Bent’s Old Fort is situated on a broad bend of the Arkansas River, just east of La Junta, Colorado. Brothers Charles and William Bent built the outpost in the 1830s as a place for travelers to rest on the Santa Fe Trail and as a trading post with the Cheyenne and Arapahoe tribes that populated the plains of eastern Colorado. What they built was, in fact, a junction between two cultures.
The walled fort thrived from 1833 to 1849 and was the only permanent American structure between St. Louis and Santa Fe. Built of adobe mined from the nearby hills, it was the hub of a trade culture between the local indigenous people, who exchanged tanned buffalo hides and other local goods for metal items like pots and pans, as well as weapons. The Bent brothers knew the value of good relations with the native people, and both married into the Cheyenne tribe, ensuring they had familial contacts and protections.
Interestingly, Bent’s Fort permitted only the men of the tribes to trade at the fort, yet in the culture of the Cheyenne and Arapahoe (as well as many other native cultures) the men owned no goods other than the weapons they carried. All household goods, and most specifically, the highly prized tanned leather goods, belonged to the women of the tribe. Although the fort provided many goods that appealed to the men of the tribe, most of their trade was done in household goods. A man who traded away his wife’s goods for his own interests wasn’t welcomed upon his return.
Over the years, the fort was visited by many of the legends of the early American West: Kit Carson was a hunter for the fort in the early 1840s; John C. Fremont used it as a staging area for his expeditions of the Rocky Mountains; and during the Mexican-American War Colonel Stephen Watts Kearny used the fort as a staging area for his conquest of the northern Mexico territory (present-day New Mexico). Hundreds of others, from teamsters to traders to mountain men, either visited the fort or made it their home.

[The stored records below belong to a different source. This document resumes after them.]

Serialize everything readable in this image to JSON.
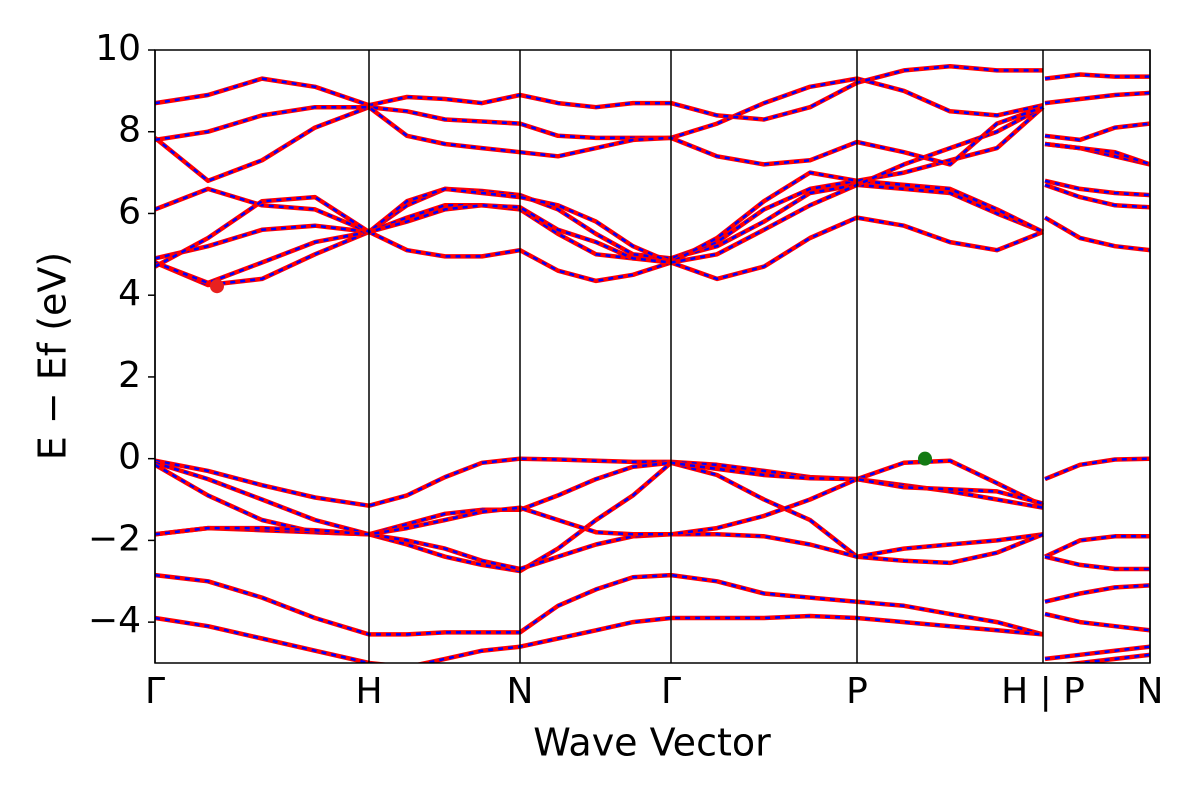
{
  "chart_data": {
    "type": "band",
    "ylabel": "E − Ef (eV)",
    "xlabel": "Wave Vector",
    "xlim": [
      0,
      9.95
    ],
    "ylim": [
      -5,
      10
    ],
    "xticks": [
      {
        "value": 0,
        "label": "Γ"
      },
      {
        "value": 2.14,
        "label": "H"
      },
      {
        "value": 3.65,
        "label": "N"
      },
      {
        "value": 5.16,
        "label": "Γ"
      },
      {
        "value": 7.02,
        "label": "P"
      },
      {
        "value": 8.88,
        "label": "H | P"
      },
      {
        "value": 9.95,
        "label": "N"
      }
    ],
    "yticks": [
      {
        "value": -4,
        "label": "−4"
      },
      {
        "value": -2,
        "label": "−2"
      },
      0,
      2,
      4,
      6,
      8,
      10
    ],
    "line_color": "#ff0000",
    "dash_color": "#0000ff",
    "x": [
      0,
      0.53,
      1.07,
      1.6,
      2.14,
      2.52,
      2.9,
      3.27,
      3.65,
      4.03,
      4.41,
      4.78,
      5.16,
      5.62,
      6.09,
      6.55,
      7.02,
      7.49,
      7.95,
      8.42,
      8.88,
      8.885,
      8.9,
      9.25,
      9.6,
      9.95
    ],
    "series": [
      {
        "values": [
          -0.05,
          -0.3,
          -0.65,
          -0.95,
          -1.15,
          -0.9,
          -0.45,
          -0.1,
          0,
          -0.02,
          -0.05,
          -0.08,
          -0.08,
          -0.15,
          -0.3,
          -0.45,
          -0.5,
          -0.1,
          -0.05,
          -0.6,
          -1.15,
          null,
          -0.5,
          -0.15,
          -0.02,
          0
        ]
      },
      {
        "values": [
          -0.1,
          -0.5,
          -1.0,
          -1.5,
          -1.85,
          -1.6,
          -1.35,
          -1.25,
          -1.25,
          -0.9,
          -0.5,
          -0.2,
          -0.1,
          -0.4,
          -1.0,
          -1.5,
          -2.4,
          -2.2,
          -2.1,
          -2.0,
          -1.85,
          null,
          -2.4,
          -2.0,
          -1.9,
          -1.9
        ]
      },
      {
        "values": [
          -0.15,
          -0.9,
          -1.5,
          -1.8,
          -1.85,
          -2.1,
          -2.4,
          -2.6,
          -2.75,
          -2.2,
          -1.5,
          -0.9,
          -0.1,
          -0.25,
          -0.4,
          -0.48,
          -0.5,
          -0.65,
          -0.8,
          -1.0,
          -1.2,
          null,
          -2.4,
          -2.6,
          -2.7,
          -2.7
        ]
      },
      {
        "values": [
          -1.85,
          -1.7,
          -1.75,
          -1.8,
          -1.85,
          -2.0,
          -2.2,
          -2.5,
          -2.7,
          -2.4,
          -2.1,
          -1.9,
          -1.85,
          -1.85,
          -1.9,
          -2.1,
          -2.4,
          -2.5,
          -2.55,
          -2.3,
          -1.85,
          null,
          -3.5,
          -3.3,
          -3.15,
          -3.1
        ]
      },
      {
        "values": [
          -1.85,
          -1.7,
          -1.7,
          -1.75,
          -1.85,
          -1.7,
          -1.5,
          -1.3,
          -1.2,
          -1.5,
          -1.8,
          -1.85,
          -1.85,
          -1.7,
          -1.4,
          -1.0,
          -0.5,
          -0.7,
          -0.75,
          -0.8,
          -1.1,
          null,
          -3.8,
          -4.0,
          -4.1,
          -4.2
        ]
      },
      {
        "values": [
          -2.85,
          -3.0,
          -3.4,
          -3.9,
          -4.3,
          -4.3,
          -4.25,
          -4.25,
          -4.25,
          -3.6,
          -3.2,
          -2.9,
          -2.85,
          -3.0,
          -3.3,
          -3.4,
          -3.5,
          -3.6,
          -3.8,
          -4.0,
          -4.3,
          null,
          -4.9,
          -4.8,
          -4.7,
          -4.6
        ]
      },
      {
        "values": [
          -3.9,
          -4.1,
          -4.4,
          -4.7,
          -5.0,
          -5.1,
          -4.9,
          -4.7,
          -4.6,
          -4.4,
          -4.2,
          -4.0,
          -3.9,
          -3.9,
          -3.9,
          -3.85,
          -3.9,
          -4.0,
          -4.1,
          -4.2,
          -4.3,
          null,
          -5.1,
          -5.0,
          -4.9,
          -4.8
        ]
      },
      {
        "values": [
          4.8,
          4.25,
          4.4,
          5.0,
          5.55,
          5.1,
          4.95,
          4.95,
          5.1,
          4.6,
          4.35,
          4.5,
          4.8,
          4.4,
          4.7,
          5.4,
          5.9,
          5.7,
          5.3,
          5.1,
          5.55,
          null,
          5.9,
          5.4,
          5.2,
          5.1
        ]
      },
      {
        "values": [
          4.8,
          4.3,
          4.8,
          5.3,
          5.55,
          5.9,
          6.2,
          6.2,
          6.1,
          5.5,
          5.0,
          4.9,
          4.9,
          5.2,
          5.8,
          6.5,
          6.7,
          6.6,
          6.5,
          6.0,
          5.55,
          null,
          6.7,
          6.4,
          6.2,
          6.15
        ]
      },
      {
        "values": [
          4.9,
          5.2,
          5.6,
          5.7,
          5.55,
          6.2,
          6.6,
          6.55,
          6.45,
          6.1,
          5.5,
          5.0,
          4.9,
          5.3,
          6.1,
          6.6,
          6.8,
          6.7,
          6.6,
          6.1,
          5.55,
          null,
          6.8,
          6.6,
          6.5,
          6.45
        ]
      },
      {
        "values": [
          6.1,
          6.6,
          6.2,
          6.1,
          5.55,
          6.3,
          6.6,
          6.5,
          6.4,
          6.2,
          5.8,
          5.2,
          4.8,
          5.4,
          6.3,
          7.0,
          6.8,
          7.0,
          7.3,
          7.6,
          8.6,
          null,
          7.7,
          7.6,
          7.4,
          7.2
        ]
      },
      {
        "values": [
          4.7,
          5.4,
          6.3,
          6.4,
          5.55,
          5.8,
          6.1,
          6.2,
          6.15,
          5.6,
          5.3,
          4.9,
          4.8,
          5.0,
          5.6,
          6.2,
          6.7,
          7.2,
          7.6,
          8.0,
          8.6,
          null,
          7.9,
          7.8,
          8.1,
          8.2
        ]
      },
      {
        "values": [
          7.85,
          6.8,
          7.3,
          8.1,
          8.6,
          8.5,
          8.3,
          8.25,
          8.2,
          7.9,
          7.85,
          7.85,
          7.85,
          8.2,
          8.7,
          9.1,
          9.3,
          9.0,
          8.5,
          8.4,
          8.65,
          null,
          8.7,
          8.8,
          8.9,
          8.95
        ]
      },
      {
        "values": [
          8.7,
          8.9,
          9.3,
          9.1,
          8.65,
          8.85,
          8.8,
          8.7,
          8.9,
          8.7,
          8.6,
          8.7,
          8.7,
          8.4,
          8.3,
          8.6,
          9.2,
          9.5,
          9.6,
          9.5,
          9.5,
          null,
          9.3,
          9.4,
          9.35,
          9.35
        ]
      },
      {
        "values": [
          7.8,
          8.0,
          8.4,
          8.6,
          8.6,
          7.9,
          7.7,
          7.6,
          7.5,
          7.4,
          7.6,
          7.8,
          7.85,
          7.4,
          7.2,
          7.3,
          7.75,
          7.5,
          7.2,
          8.2,
          8.6,
          null,
          7.7,
          7.6,
          7.5,
          7.2
        ]
      }
    ],
    "points": [
      {
        "x": 0.62,
        "y": 4.22,
        "color": "#e8211f"
      },
      {
        "x": 7.7,
        "y": 0,
        "color": "#137a13"
      }
    ]
  }
}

One of the many unsung residents was Jean Baptiste Charbonneau, the son of French-Canadian explorer Toussaint Charbonneau and, more importantly, Sacagawea, a Lemhi Shoshone woman who helped Lewis and Clark explore the Louisiana Territory. Charbonneau served as the chief hunter for the fort in 1844 until he joined the Kearny expedition.
Bent’s Fort remained open until 1849. Charles Bent had been killed in Taos in 1847, and William continued to run the trading post but a cholera epidemic decimated the Cheyenne and Arapahoe people in 1849. William abandoned the fort and burned it to the ground before moving to Bent’s New Fort about 40 miles down the Arkansas River. In 1960, the U.S. Park Service started archeological excavations of the fort. Upon completion of the excavations, the Park Service decided to rebuild the historic outpost for the U.S. Bicentennial on the foundations of the old fort.